The Barclays center is finally becoming a home court advantage to the Brooklyn Nets. Nets hit 55 percent of their attempts, led by Deron Williams’ 26 points and 10 assists. Joe Johnson (25 points) and Brook Lopez (23 points) weren’t far behind.
“I don’t want to talk about the defense,” said Scott, when asked to describe the Cavaliers’ ability. “There was nothing there defensively. We’ve got to get more guys who are going to be competitive. Right now we’ve really got three — Boobie Gibson, Alonzo Gee and Anderson Varejao. We’ve got to get the other guys to join into the party, simple as that.”

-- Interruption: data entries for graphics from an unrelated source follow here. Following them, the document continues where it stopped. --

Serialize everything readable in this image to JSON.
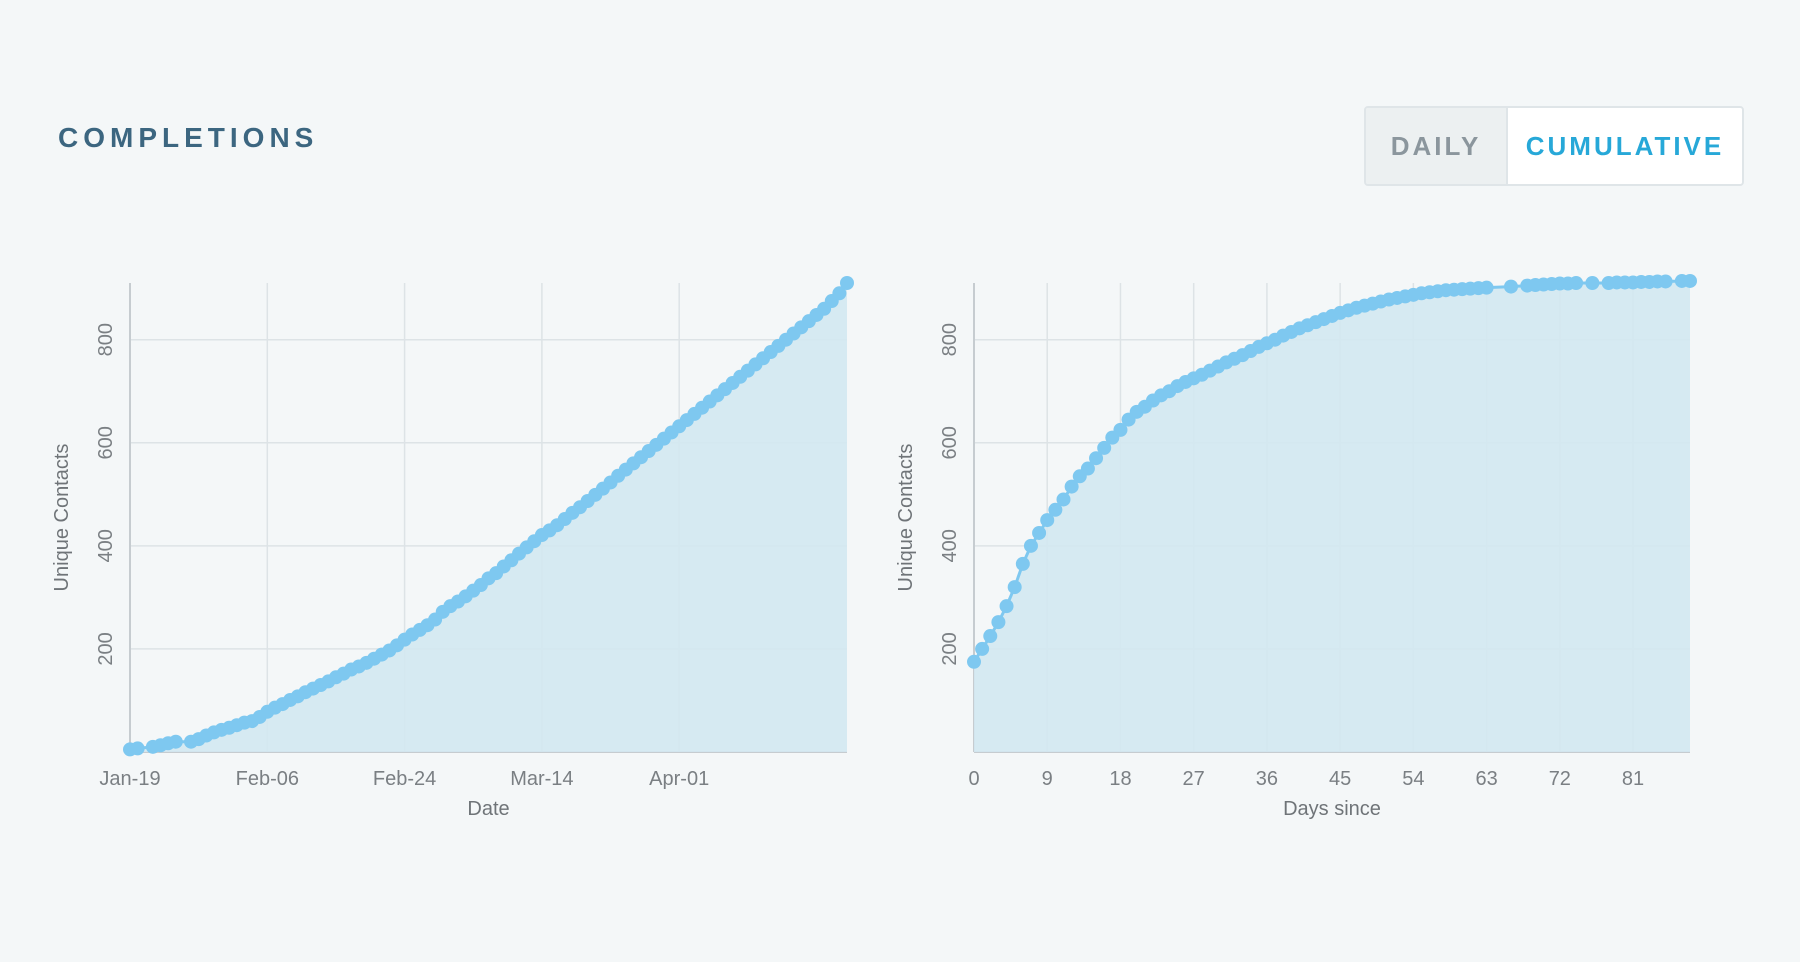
{
  "header": {
    "title": "COMPLETIONS",
    "toggle": {
      "daily_label": "DAILY",
      "cumulative_label": "CUMULATIVE",
      "selected": "CUMULATIVE"
    }
  },
  "colors": {
    "accent": "#27a8d8",
    "point": "#7ec8f0",
    "area": "#d3e8f1",
    "grid": "#dde3e6",
    "title": "#3c6680"
  },
  "chart_data": [
    {
      "type": "area",
      "xlabel": "Date",
      "ylabel": "Unique Contacts",
      "x_ticks": [
        "Jan-19",
        "Feb-06",
        "Feb-24",
        "Mar-14",
        "Apr-01"
      ],
      "y_ticks": [
        200,
        400,
        600,
        800
      ],
      "x_range": [
        "Jan-19",
        "Apr-23"
      ],
      "ylim": [
        0,
        910
      ],
      "grid": true,
      "x": [
        "Jan-19",
        "Jan-20",
        "Jan-22",
        "Jan-23",
        "Jan-24",
        "Jan-25",
        "Jan-27",
        "Jan-28",
        "Jan-29",
        "Jan-30",
        "Jan-31",
        "Feb-01",
        "Feb-02",
        "Feb-03",
        "Feb-04",
        "Feb-05",
        "Feb-06",
        "Feb-07",
        "Feb-08",
        "Feb-09",
        "Feb-10",
        "Feb-11",
        "Feb-12",
        "Feb-13",
        "Feb-14",
        "Feb-15",
        "Feb-16",
        "Feb-17",
        "Feb-18",
        "Feb-19",
        "Feb-20",
        "Feb-21",
        "Feb-22",
        "Feb-23",
        "Feb-24",
        "Feb-25",
        "Feb-26",
        "Feb-27",
        "Feb-28",
        "Mar-01",
        "Mar-02",
        "Mar-03",
        "Mar-04",
        "Mar-05",
        "Mar-06",
        "Mar-07",
        "Mar-08",
        "Mar-09",
        "Mar-10",
        "Mar-11",
        "Mar-12",
        "Mar-13",
        "Mar-14",
        "Mar-15",
        "Mar-16",
        "Mar-17",
        "Mar-18",
        "Mar-19",
        "Mar-20",
        "Mar-21",
        "Mar-22",
        "Mar-23",
        "Mar-24",
        "Mar-25",
        "Mar-26",
        "Mar-27",
        "Mar-28",
        "Mar-29",
        "Mar-30",
        "Mar-31",
        "Apr-01",
        "Apr-02",
        "Apr-03",
        "Apr-04",
        "Apr-05",
        "Apr-06",
        "Apr-07",
        "Apr-08",
        "Apr-09",
        "Apr-10",
        "Apr-11",
        "Apr-12",
        "Apr-13",
        "Apr-14",
        "Apr-15",
        "Apr-16",
        "Apr-17",
        "Apr-18",
        "Apr-19",
        "Apr-20",
        "Apr-21",
        "Apr-22",
        "Apr-23"
      ],
      "y": [
        5,
        7,
        10,
        13,
        17,
        20,
        20,
        25,
        32,
        38,
        43,
        47,
        52,
        57,
        60,
        68,
        78,
        86,
        93,
        101,
        108,
        116,
        123,
        130,
        137,
        145,
        152,
        160,
        166,
        173,
        181,
        189,
        197,
        207,
        218,
        228,
        237,
        246,
        257,
        272,
        283,
        292,
        302,
        313,
        324,
        337,
        347,
        360,
        372,
        385,
        397,
        409,
        421,
        430,
        440,
        452,
        464,
        475,
        487,
        499,
        511,
        523,
        536,
        548,
        560,
        572,
        584,
        596,
        608,
        620,
        632,
        644,
        656,
        668,
        680,
        692,
        704,
        716,
        728,
        740,
        752,
        764,
        776,
        788,
        800,
        812,
        824,
        836,
        848,
        860,
        875,
        890,
        910
      ]
    },
    {
      "type": "area",
      "xlabel": "Days since",
      "ylabel": "Unique Contacts",
      "x_ticks": [
        0,
        9,
        18,
        27,
        36,
        45,
        54,
        63,
        72,
        81
      ],
      "y_ticks": [
        200,
        400,
        600,
        800
      ],
      "xlim": [
        0,
        88
      ],
      "ylim": [
        0,
        910
      ],
      "grid": true,
      "x": [
        0,
        1,
        2,
        3,
        4,
        5,
        6,
        7,
        8,
        9,
        10,
        11,
        12,
        13,
        14,
        15,
        16,
        17,
        18,
        19,
        20,
        21,
        22,
        23,
        24,
        25,
        26,
        27,
        28,
        29,
        30,
        31,
        32,
        33,
        34,
        35,
        36,
        37,
        38,
        39,
        40,
        41,
        42,
        43,
        44,
        45,
        46,
        47,
        48,
        49,
        50,
        51,
        52,
        53,
        54,
        55,
        56,
        57,
        58,
        59,
        60,
        61,
        62,
        63,
        66,
        68,
        69,
        70,
        71,
        72,
        73,
        74,
        76,
        78,
        79,
        80,
        81,
        82,
        83,
        84,
        85,
        87,
        88
      ],
      "y": [
        175,
        200,
        225,
        252,
        283,
        320,
        365,
        400,
        425,
        450,
        470,
        490,
        515,
        535,
        550,
        570,
        590,
        610,
        625,
        645,
        660,
        670,
        682,
        692,
        700,
        710,
        718,
        725,
        732,
        740,
        748,
        756,
        763,
        770,
        778,
        786,
        793,
        800,
        808,
        815,
        822,
        828,
        834,
        840,
        846,
        852,
        857,
        862,
        866,
        870,
        874,
        878,
        881,
        884,
        887,
        890,
        892,
        894,
        896,
        897,
        898,
        899,
        900,
        901,
        903,
        905,
        906,
        907,
        908,
        909,
        909,
        910,
        910,
        910,
        911,
        911,
        911,
        912,
        912,
        913,
        913,
        914,
        914
      ]
    }
  ]
}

Throughout the Cavaliers’ six-game road trip, opponents hit 52 percent of their shots, and the Nets’ luck was no different Tuesday. Varejao kept the Cavaliers in the game with a 17-point, seven-rebound first quarter, but Brooklyn pulled ahead in the second quarter thanks to a 35-12 run that included 61.9 percent shooting.
It was, in essence, when the Cavaliers began their trip home to Cleveland. Scott said he purposely didn’t mention to his young team that the Brooklyn game was the final contest of the long road trip.
“Our guys are so young, if you mention, ‘Hey, don’t start thinking about home,’ then they’ll start thinking about home,” Scott said.
Irving raised the level of his play in the third quarter when he hit 5-of-8 attempts and scored 14 of his career-high 34 points. His ball-handling brought gasps and hearty “Oooh”s” from the Brooklyn crowd each time he broke down the Nets’ defense. Among the highlights: a nifty behind-the-back pass to Varejao in traffic, and a lightning-quick spin move after a steal late in the game.
“He’s got the ball on a string, so when he’s in a pick-and-roll situation, it’s very tough for our big men to get out on him because he’s so good at splitting it,” the Nets’ Williams said. “He’s quick and he can shoot the ball so well that you can’t just back off him. He’s one of the tougher players to guard.”
Among the bright spots for the Cavaliers, in fact, is that the pick-and-roll tandem of Irving and Varejao is beginning to click with precision. Varejao and Irving accounted for 69 of the Cavaliers’ points while shooting 62.5 percent. The rest of the Cavaliers shot just 27.7 percent. The Cleveland bench scored a whopping six points.
“Playing with Kyrie, with those pick and rolls, all I did was make layups,” Varejao said of his unexpected offensive performance.
Scott, for one, is hoping that Varejao’s defensive intensity will rub off on his Cavaliers teammates more than his rare offensive outburst Tuesday. Varejao’s best advice is simply to play harder.
“Effort, rotations, a little bit of everything,” Varejao said. “But effort, I would say, is the biggest thing in defense. It’s not going to always be perfect, but if you put effort in, you’re going to make up for your mistakes on defense.